Can you find your way back home?

Once there was a young mother of three boys. Her deceased husband, the boy's father, transitioned to a better place after only 10 years of marriage. He left his young wife to raise a 4-year-old, a 7-year-old, and a 9-year-old. The mother was alone but she was determined to raise her little boys to be honorable men. They all attended weekly Sunday school, Sunday sermon, and Bible study sessions. The mother continued to work in corporate America to provide for her family.

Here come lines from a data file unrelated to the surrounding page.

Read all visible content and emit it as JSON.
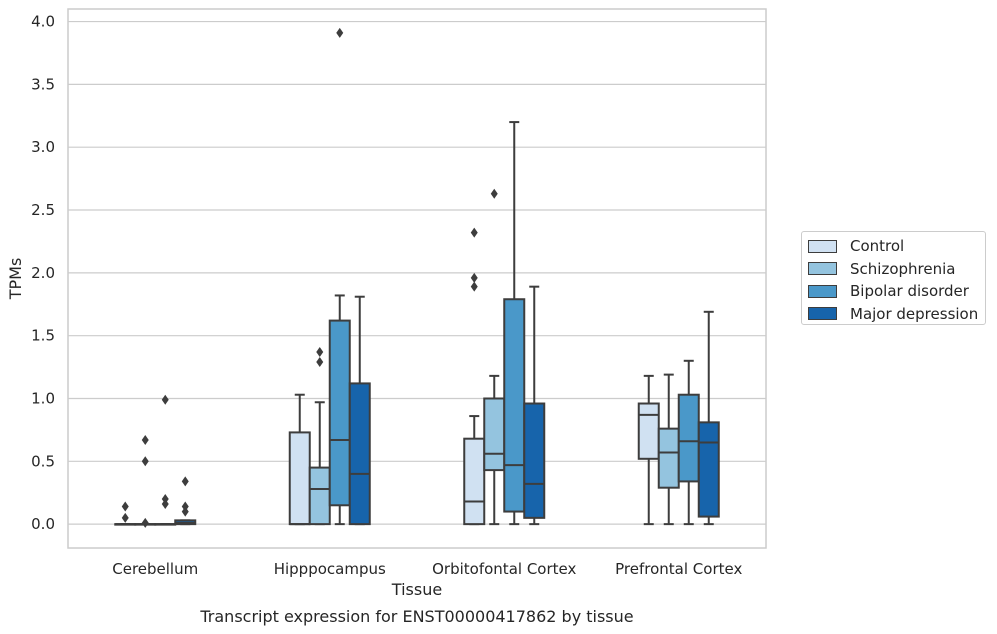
{
  "chart_data": {
    "type": "box",
    "caption": "Transcript expression for ENST00000417862 by tissue",
    "xlabel": "Tissue",
    "ylabel": "TPMs",
    "ylim": [
      -0.19,
      4.1
    ],
    "yticks": [
      "0.0",
      "0.5",
      "1.0",
      "1.5",
      "2.0",
      "2.5",
      "3.0",
      "3.5",
      "4.0"
    ],
    "categories": [
      "Cerebellum",
      "Hipppocampus",
      "Orbitofontal Cortex",
      "Prefrontal Cortex"
    ],
    "grid": true,
    "legend_position": "right",
    "series": [
      {
        "name": "Control",
        "color": "#d0e1f2",
        "boxes": [
          {
            "q1": 0,
            "median": 0,
            "q3": 0,
            "whisker_low": 0,
            "whisker_high": 0,
            "outliers": [
              0.14,
              0.05
            ]
          },
          {
            "q1": 0,
            "median": 0,
            "q3": 0.73,
            "whisker_low": 0,
            "whisker_high": 1.03,
            "outliers": []
          },
          {
            "q1": 0,
            "median": 0.18,
            "q3": 0.68,
            "whisker_low": 0,
            "whisker_high": 0.86,
            "outliers": [
              1.89,
              1.96,
              2.32
            ]
          },
          {
            "q1": 0.52,
            "median": 0.87,
            "q3": 0.96,
            "whisker_low": 0,
            "whisker_high": 1.18,
            "outliers": []
          }
        ]
      },
      {
        "name": "Schizophrenia",
        "color": "#94c4df",
        "boxes": [
          {
            "q1": 0,
            "median": 0,
            "q3": 0,
            "whisker_low": 0,
            "whisker_high": 0,
            "outliers": [
              0.67,
              0.5,
              0.01
            ]
          },
          {
            "q1": 0,
            "median": 0.28,
            "q3": 0.45,
            "whisker_low": 0,
            "whisker_high": 0.97,
            "outliers": [
              1.29,
              1.37
            ]
          },
          {
            "q1": 0.43,
            "median": 0.56,
            "q3": 1.0,
            "whisker_low": 0,
            "whisker_high": 1.18,
            "outliers": [
              2.63
            ]
          },
          {
            "q1": 0.29,
            "median": 0.57,
            "q3": 0.76,
            "whisker_low": 0,
            "whisker_high": 1.19,
            "outliers": []
          }
        ]
      },
      {
        "name": "Bipolar disorder",
        "color": "#4a98c9",
        "boxes": [
          {
            "q1": 0,
            "median": 0,
            "q3": 0,
            "whisker_low": 0,
            "whisker_high": 0,
            "outliers": [
              0.99,
              0.2,
              0.16
            ]
          },
          {
            "q1": 0.15,
            "median": 0.67,
            "q3": 1.62,
            "whisker_low": 0,
            "whisker_high": 1.82,
            "outliers": [
              3.91
            ]
          },
          {
            "q1": 0.1,
            "median": 0.47,
            "q3": 1.79,
            "whisker_low": 0,
            "whisker_high": 3.2,
            "outliers": []
          },
          {
            "q1": 0.34,
            "median": 0.66,
            "q3": 1.03,
            "whisker_low": 0,
            "whisker_high": 1.3,
            "outliers": []
          }
        ]
      },
      {
        "name": "Major depression",
        "color": "#1764ab",
        "boxes": [
          {
            "q1": 0,
            "median": 0.01,
            "q3": 0.03,
            "whisker_low": 0,
            "whisker_high": 0.03,
            "outliers": [
              0.34,
              0.14,
              0.1
            ]
          },
          {
            "q1": 0,
            "median": 0.4,
            "q3": 1.12,
            "whisker_low": 0,
            "whisker_high": 1.81,
            "outliers": []
          },
          {
            "q1": 0.05,
            "median": 0.32,
            "q3": 0.96,
            "whisker_low": 0,
            "whisker_high": 1.89,
            "outliers": []
          },
          {
            "q1": 0.06,
            "median": 0.65,
            "q3": 0.81,
            "whisker_low": 0,
            "whisker_high": 1.69,
            "outliers": []
          }
        ]
      }
    ]
  }
}
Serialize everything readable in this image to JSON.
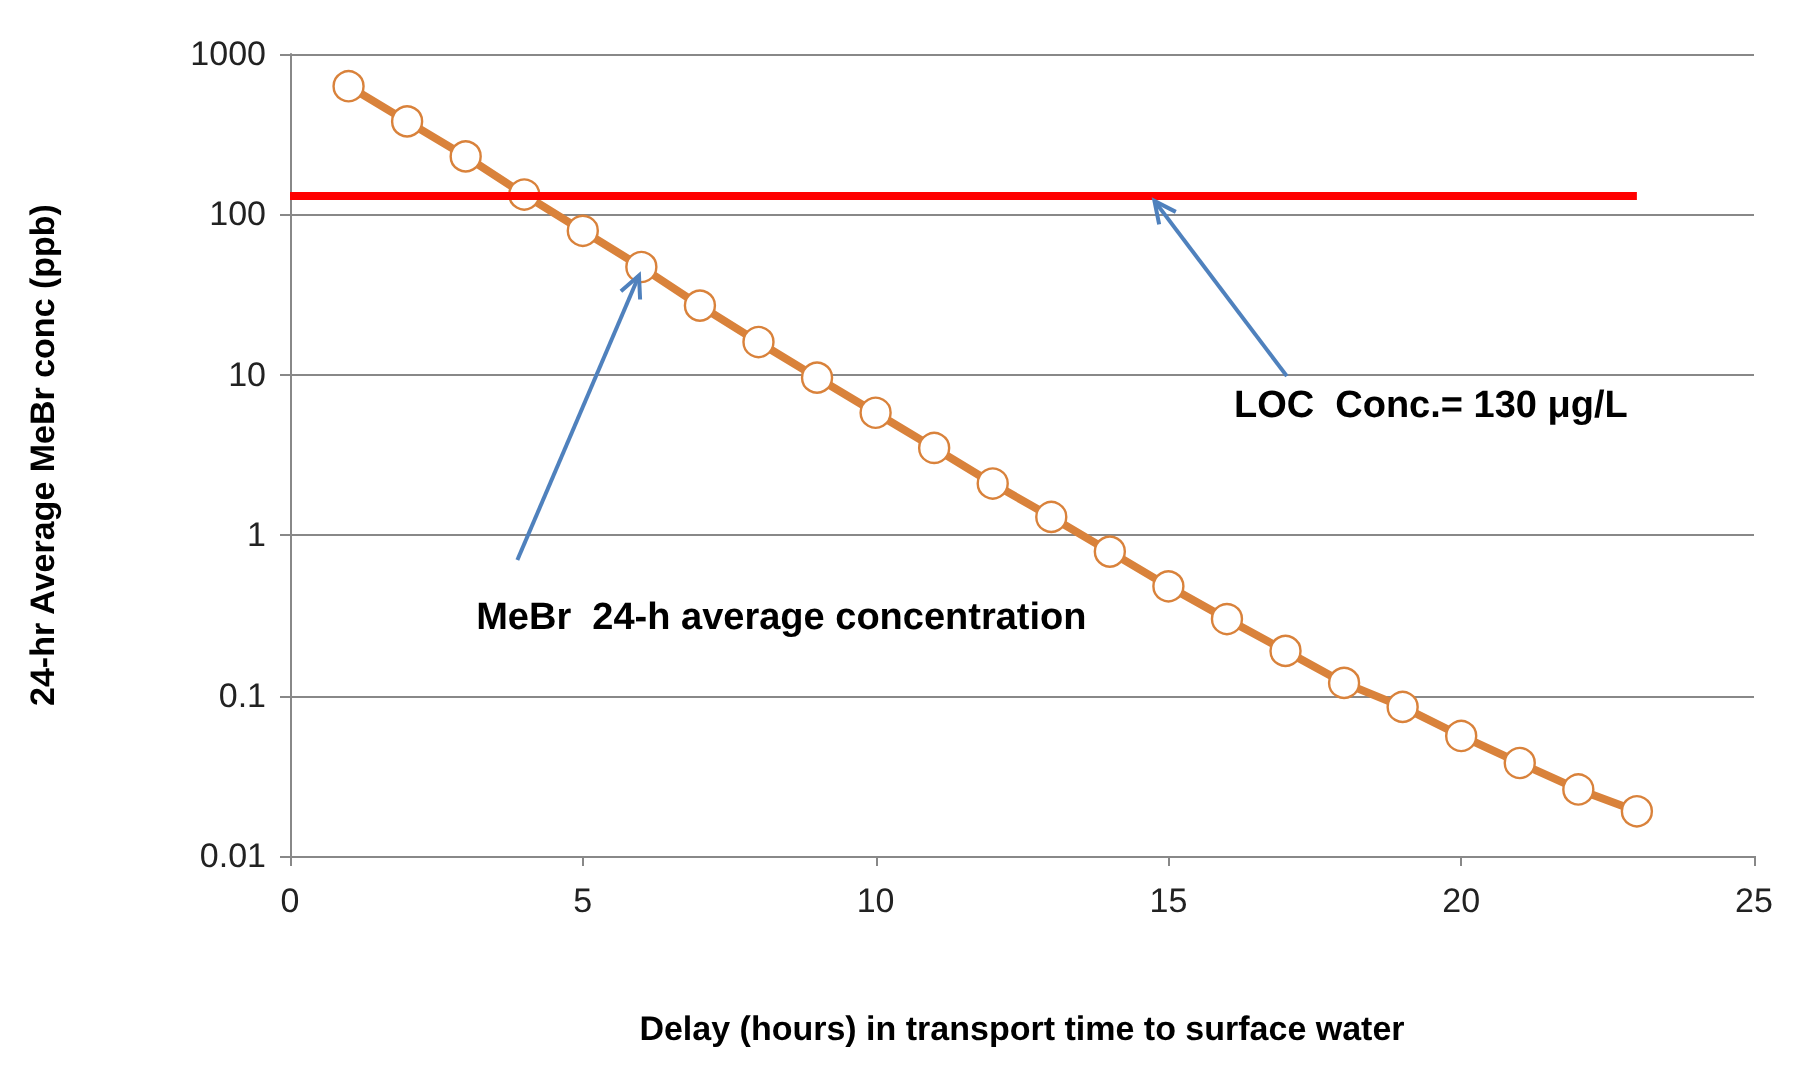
{
  "chart_data": {
    "type": "line",
    "xlabel": "Delay (hours) in transport time to surface water",
    "ylabel": "24-hr Average MeBr conc (ppb)",
    "x": [
      1,
      2,
      3,
      4,
      5,
      6,
      7,
      8,
      9,
      10,
      11,
      12,
      13,
      14,
      15,
      16,
      17,
      18,
      19,
      20,
      21,
      22,
      23
    ],
    "series": [
      {
        "color": "#d9823b",
        "values": [
          630,
          380,
          230,
          133,
          79,
          47,
          27,
          16,
          9.6,
          5.8,
          3.5,
          2.1,
          1.3,
          0.79,
          0.48,
          0.3,
          0.19,
          0.12,
          0.085,
          0.056,
          0.038,
          0.026,
          0.019
        ]
      }
    ],
    "xlim": [
      0,
      25
    ],
    "xticks": [
      0,
      5,
      10,
      15,
      20,
      25
    ],
    "ylim": [
      0.01,
      1000
    ],
    "yticks": [
      0.01,
      0.1,
      1,
      10,
      100,
      1000
    ],
    "log": "y",
    "grid": "y",
    "marker": "circle",
    "line_style": "solid",
    "ref_lines": [
      {
        "axis": "y",
        "value": 130,
        "label": "LOC  Conc.= 130 μg/L",
        "color": "#ff0000"
      }
    ],
    "annotations": [
      {
        "text": "MeBr  24-h average concentration",
        "x": 6,
        "y": 45
      }
    ]
  }
}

Her home was filled with love, home cooked meals, study times, playdates, and frequent family visits from cousins, uncles, aunts, and grandparents. The men in their families became an iatrical part of their lives teaching the boys how to conduct themselves as men. The boys were very bright. As the years passed, they all excelled in every area of their studies and in all sports. Upon graduation, each son graduated with honors and received enough funding through academic and athletic scholarships to pay the total cost of their college tuition. In their senior years of college, each son entered basketball, baseball, and football pro drafts with the representation of an uncle who was also a professional sports manager. Everyone signed with the team and sport of their choice: the oldest son basketball, the middle son football, and the youngest son baseball. After walking in their college graduations, each reported to training camp.

The oldest son struggled with the concept of pride and popularity. He fought hard not to lose the values that he held close to his heart. He was determined to remain humble and focused on the word of God and basketball. The middle son struggled with the sins that accompanied fast money and loose women. He was lonely so he desired to marry a woman who shared his faith and beliefs. He married his high school sweetheart. However, the third son fell prey to the traps of the world. He surrounded himself with loud people and wild parties filled with alcohol and drugs. He cut off every family member including his heartbroken mother who continued to pray for his salvation.

Eventually, his addiction to drugs and alcohol caused his baseball team to permanently drop him from the lineup. His conduct was so explosive that no other team would sign him. Soon he was homeless, heavy in debt, forgotten by so-called friends, strung out, depressed, and hopeless. Things seemed so bad that he was ashamed to call his brothers, uncles, or grandfathers. So he decided to sleep in his car in parking lots of parks and grocery stores. This lasted for months. Until finally, everything of value was gone. He had nothing else to pawn. Hungry and hungover, he searched the dumpster for food. He began to cry and pray. "Lord help me. I want to go home."